Wie der 3. Senat des Bundessozialgerichts (BSG) bereits entschieden hat, ist die körperliche Reinigung ein Grunderfordernis der Hygiene, wie es sich vom Leitbild des gesunden Menschen aus darstellt (BSG SozR 2200 § 187 Nr 3). Kann eine Person, wie im vorliegenden Fall die Tochter des beigeladenen Versicherten, die Körperpflege an sich selbst nicht vornehmen, weil ihre Arme infolge von Krankheit nicht ausreichend funktionsfähig sind oder gar fehlen, so ist ein Gerät, das diese Funktionseinbuße ausgleichen kann, ein Hilfsmittel iS des § 182 b RVO, denn es ersetzt natürliche Körperfunktionen und dient medizinischen Zwecken, nämlich der Hygiene, also der Gesunderhaltung (vgl BSG Urteil vom 19. Dezember 1978 - 3 RK 26/78 -).
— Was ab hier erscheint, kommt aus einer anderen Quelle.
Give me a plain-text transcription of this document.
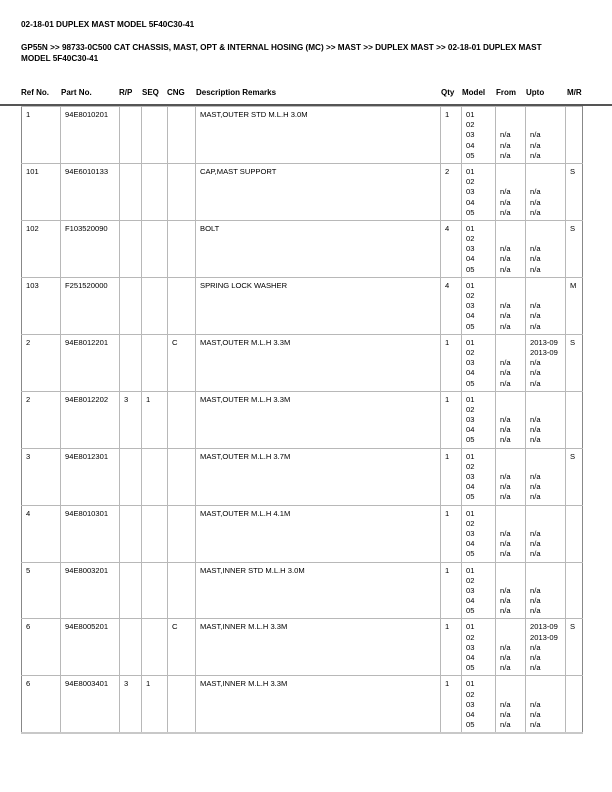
02-18-01 DUPLEX MAST MODEL 5F40C30-41
GP55N >> 98733-0C500 CAT CHASSIS, MAST, OPT & INTERNAL HOSING (MC) >> MAST >> DUPLEX MAST >> 02-18-01 DUPLEX MAST
MODEL 5F40C30-41
Ref No. Part No.	R/P SEQ CNG Description Remarks	Qty Model From Upto	M/R
1	94E8010201				MAST,OUTER STD M.L.H 3.0M	1	01
02
03
04
05	n/a
n/a
n/a	n/a
n/a
n/a	

101	94E6010133				CAP,MAST SUPPORT	2	01
02
03
04
05	n/a
n/a
n/a	n/a
n/a
n/a	S
102	F103520090				BOLT	4	01
02
03
04
05	n/a
n/a
n/a	n/a
n/a
n/a	S
103	F251520000				SPRING LOCK WASHER	4	01
02
03
04
05	n/a
n/a
n/a	n/a
n/a
n/a	M
2	94E8012201			C	MAST,OUTER M.L.H 3.3M	1	01
02
03
04
05	n/a
n/a
n/a	2013-09
2013-09
n/a
n/a
n/a	S
2	94E8012202	3	1		MAST,OUTER M.L.H 3.3M	1	01
02
03
04
05	n/a
n/a
n/a	n/a
n/a
n/a	

3	94E8012301				MAST,OUTER M.L.H 3.7M	1	01
02
03
04
05	n/a
n/a
n/a	n/a
n/a
n/a	S
4	94E8010301				MAST,OUTER M.L.H 4.1M	1	01
02
03
04
05	n/a
n/a
n/a	n/a
n/a
n/a	

5	94E8003201				MAST,INNER STD M.L.H 3.0M	1	01
02
03
04
05	n/a
n/a
n/a	n/a
n/a
n/a	

6	94E8005201			C	MAST,INNER M.L.H 3.3M	1	01
02
03
04
05	n/a
n/a
n/a	2013-09
2013-09
n/a
n/a
n/a	S
6	94E8003401	3	1		MAST,INNER M.L.H 3.3M	1	01
02
03
04
05	n/a
n/a
n/a	n/a
n/a
n/a	
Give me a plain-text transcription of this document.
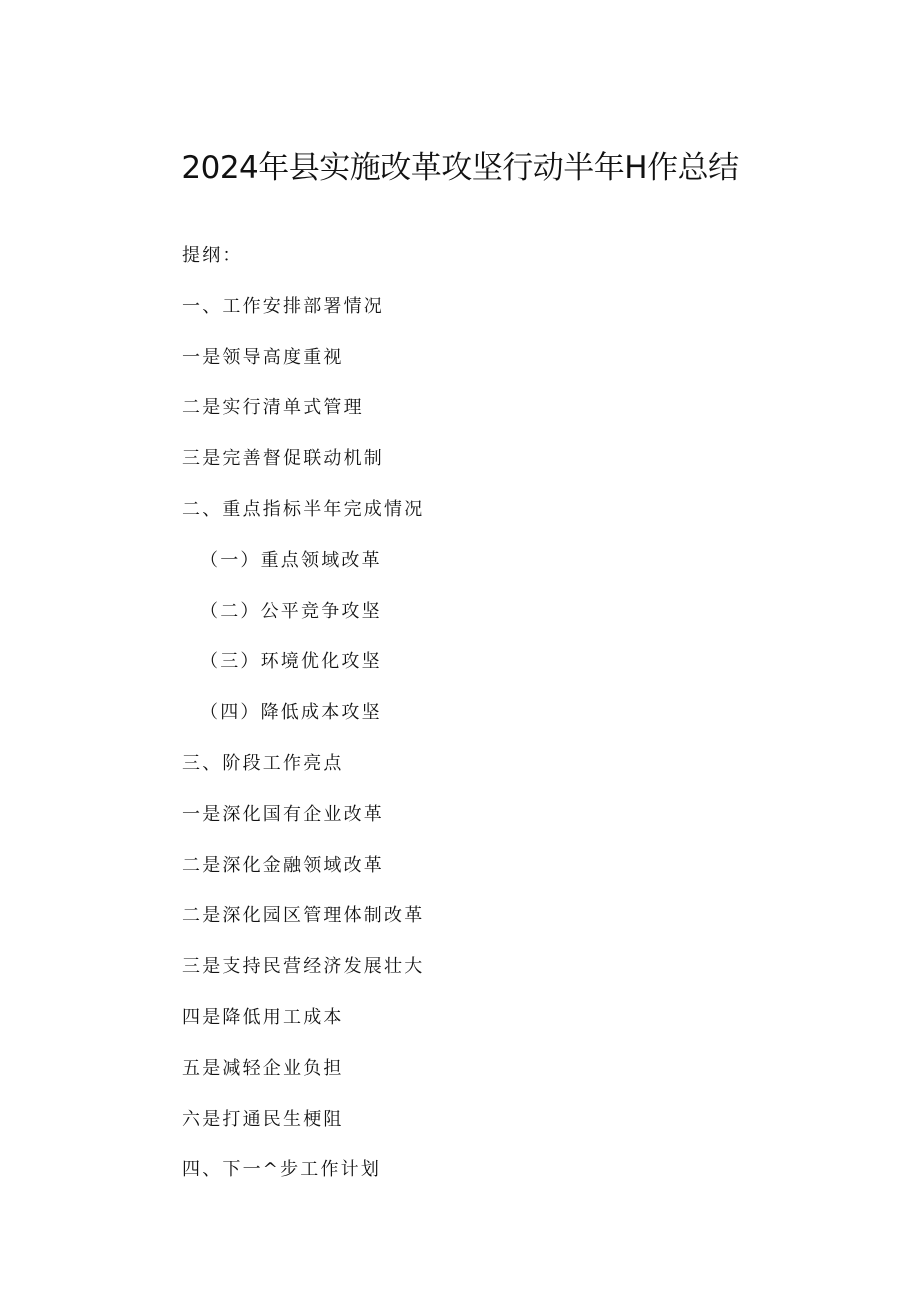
2024年县实施改革攻坚行动半年H作总结
提纲：
一、工作安排部署情况
一是领导高度重视
二是实行清单式管理
三是完善督促联动机制
二、重点指标半年完成情况
（一）重点领域改革
（二）公平竞争攻坚
（三）环境优化攻坚
（四）降低成本攻坚
三、阶段工作亮点
一是深化国有企业改革
二是深化金融领域改革
二是深化园区管理体制改革
三是支持民营经济发展壮大
四是降低用工成本
五是减轻企业负担
六是打通民生梗阻
四、下一^步工作计划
In der zitierten Entscheidung ist bereits ausgeführt worden, daß die WC-Automatik vor allem nicht lediglich eine Hilfe bei der Beschaffung und Unterhaltung einer den Bedürfnissen des Behinderten entsprechenden Wohnung, für die nach § 29 Abs 1 Nr 3 des 1. Buches des Sozialgesetzbuches (SGB 1) iVm § 40 Abs 1 Nr 6a BSHG der Sozialhilfeträger unter Ausschluß der Krankenversicherung zuständig wäre. Die behindertengerechte Zurichtung einer Wohnung ist in der Regel mit einer Veränderung der Wohnung selbst verbunden.
Zutreffend hat das SG ausgeführt, daß die Anschaffung einer WC-Automatik den Rahmen des Notwendigen nicht überschreitet, weil die behinderte Tochter des Beigeladenen anders nicht in die Lage versetzt werden kann, ohne Hilfe anderer die Toilette zu benutzen und sich im Intimbereich zu waschen. Die Möglichkeit, daß die Familienangehörigen ihr dabei helfen, schließt den Anspruch auf das Hilfsmittel nicht aus, weil dieses dazu bestimmt ist, den Behinderten von der Hilfe anderer weitgehend unabhängig zu machen.
Hatte der beigeladene Versicherte danach also gegen die Beklagte gemäß § 20 RKG iVm § 205, § 182 Abs 1 Nr 1 c, § 182 b RVO einen Anspruch auf Gewährung des Hilfsmittels (WC-Automatik), so kann der klagende Landschaftsverband nach § 109 RKG iVm § 1531, § 1533 RVO von der Beklagten den Ersatz seiner Aufwendungen verlangen.
Der Senat hat die danach unbegründete Sprungrevision der Beklagten zurückgewiesen. Die Kostenentscheidung beruht auf § 193 SGG.